Die Simulationen zeigten, dass das richtige Gleichgewicht zu finden, heikel ist. Das schnellere Pumpen der Flüssigkeit erzeugte zwar eine größere Gesamtzahl an Rissen, was gut ist, aber es führte auch dazu, dass die Risse heftiger um die Flüssigkeit konkurrierten, was zur Folge hatte, dass ein Riss viel größer als die anderen wurde. Ebenso erhöhte das Hinzufügen von mehr Sand zur Flüssigkeit die Gesamtgröße der Risse, aber wenn zu viel Sand vorhanden war, führte dies wiederum dazu, dass ein Riss dominierte, während die anderen Schwierigkeiten hatten zu wachsen. Auch der Abstand zwischen den Eintrittspunkten war entscheidend; eine zu enge Platzierung führte dazu, dass sie sich gegenseitig beeinflussten, während eine zu weite Platzierung bedeutete, dass die Risse sich nicht gut genug verbanden, um ein nützliches Netzwerk zu bilden. Nach dem Testen vieler Kombinationen identifizierten die Forscher einen spezifischen Satz von Parametern, die die beste Gesamtleistung boten: eine Pumppgeschwindigkeit von 12 Kubikmetern pro Minute, eine Sandkonzentration von 8 Prozent und ein Abstand von 5 Metern zwischen den Eintrittspunkten. Diese Kombination erzeugte ein großes, gut vernetztes Rissnetzwerk und stellte gleichzeitig sicher, dass die Flüssigkeit relativ gleichmäßig unter allen Eintrittspunkten verteilt wurde.

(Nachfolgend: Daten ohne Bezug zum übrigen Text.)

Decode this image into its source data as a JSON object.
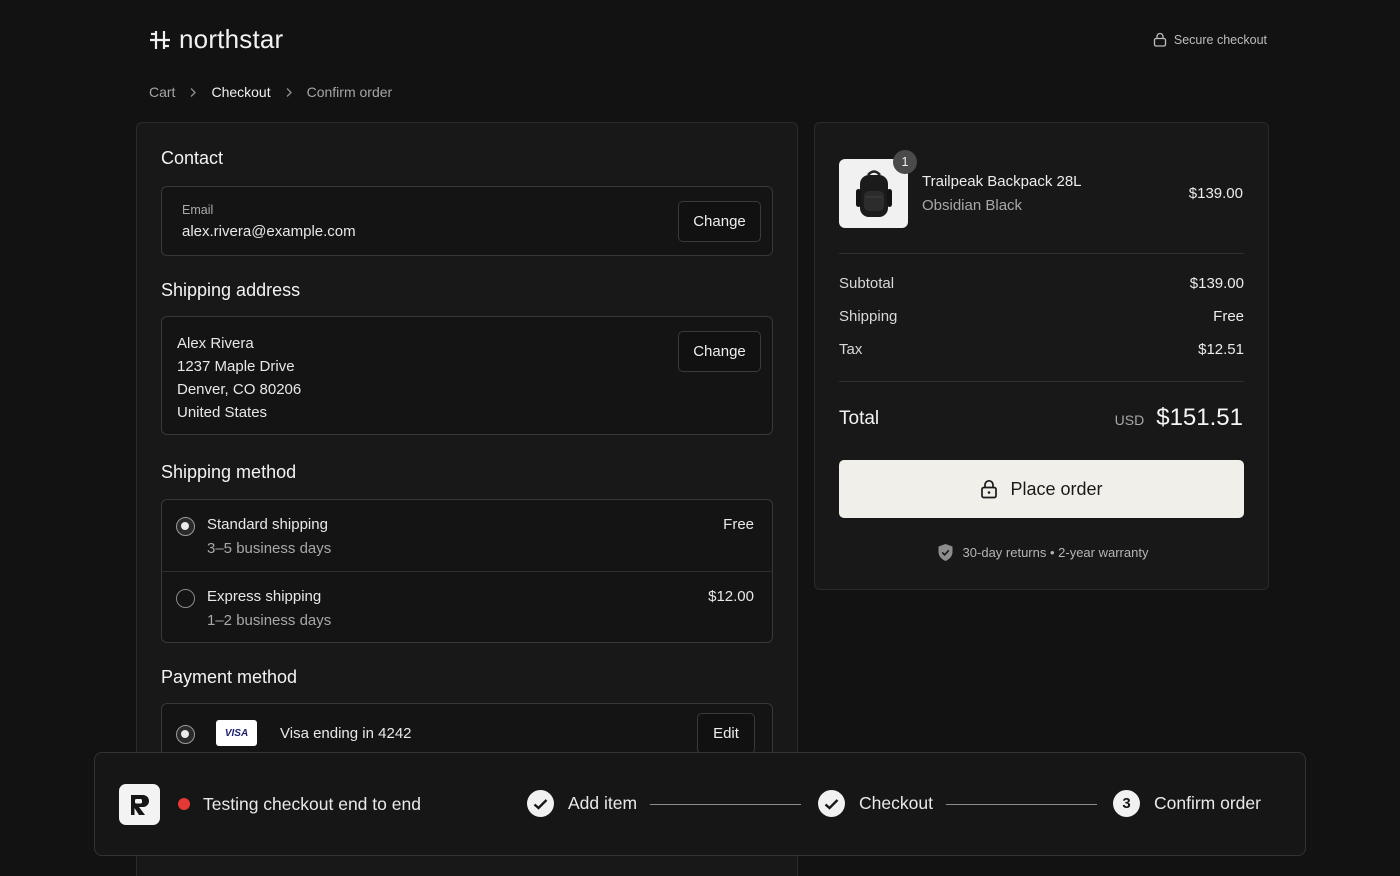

Um zu beweisen, dass diese Computerergebnisse in der realen Welt funktionierten, setzte das Team sie in der Yongchun-Kohlemine in die Praxis um. Sie bohrten ein neues horizontales Bohrloch und wandten die empfohlenen Einstellungen an, indem sie die Flüssigkeit und den Sand exakt so in die Kohleschicht pumpten, wie es die Simulationen nahelegten. Sie bohrten auch ein zweites, ähnliches Bohrloch in der Nähe, das jedoch nicht gebrochen wurde, um es als Kontrollgruppe zu verwenden und zu sehen, wie viel besser das gebrochene Bohrloch abschneidet. Über einen Zeitraum von 120 Tagen überwachten sie das Gas, das aus beiden Bohrlöchern kam. Die Ergebnisse waren beeindruckend. Das gebrochene Bohrloch produzierte Gas mit einer viel höheren Konzentration, im Durchschnitt 65,68 Prozent, verglichen mit dem ungebrochenen Bohrloch. Viel wichtiger war, dass die gesamte Gasmenge, die aus dem gebrochenen Bohrloch abgezogen wurde, fast doppelt so hoch war wie die des Kontrolllochs und ein kumulatives Volumen von 261.948,77 Kubikmetern erreichte. Das ungebrochene Bohrloch, das nur auf seine natürlichen, begrenzten Pfade angewiesen war, lieferte signifikant weniger.

Dieser Feldtest bestätigte, dass der optimierte Ansatz funktioniert. Durch die sorgfältige Abstimmung der Pumpgeschwindigkeit, der Sandmenge und des Abstands der Eintrittspunkte konnten die Ingenieure ein wesentlich effektiveres Netzwerk für den Gasfluss schaffen. Die Studie zeigt, dass es selbst in weichem, schwierigem Gestein möglich ist, eine technische Lösung zu entwickeln, die die Gasrückgewinnung maximiert und gleichzeitig die Sicherheit gewährleistet. Die Forscher merkten an, dass ihr Computermodell zwar sehr effektiv darin war, den relativen Erfolg verschiedener Einstellungen vorherzusagen, die reale Welt jedoch immer ihre eigenen Komplexitäten besitzt. Dennoch gibt die starke Übereinstimmung zwischen den Vorhersagen der Simulation und den tatsächlichen Feldergebnissen den Ingenieuren einen zuverlässigen Bauplan zur Verbesserung der Gasdrainage in ähnlichen Kohleminen. Die Arbeit zeigt, dass es mit der richtigen Kombination aus Wissenschaft und Technik möglich ist, Ressourcen freizusetzen, die zuvor zu schwer zu erreichen waren, und so eine gefährliche, gasreiche Schicht in einen sichereren und produktiveren Teil des Bergbaus zu verwandeln.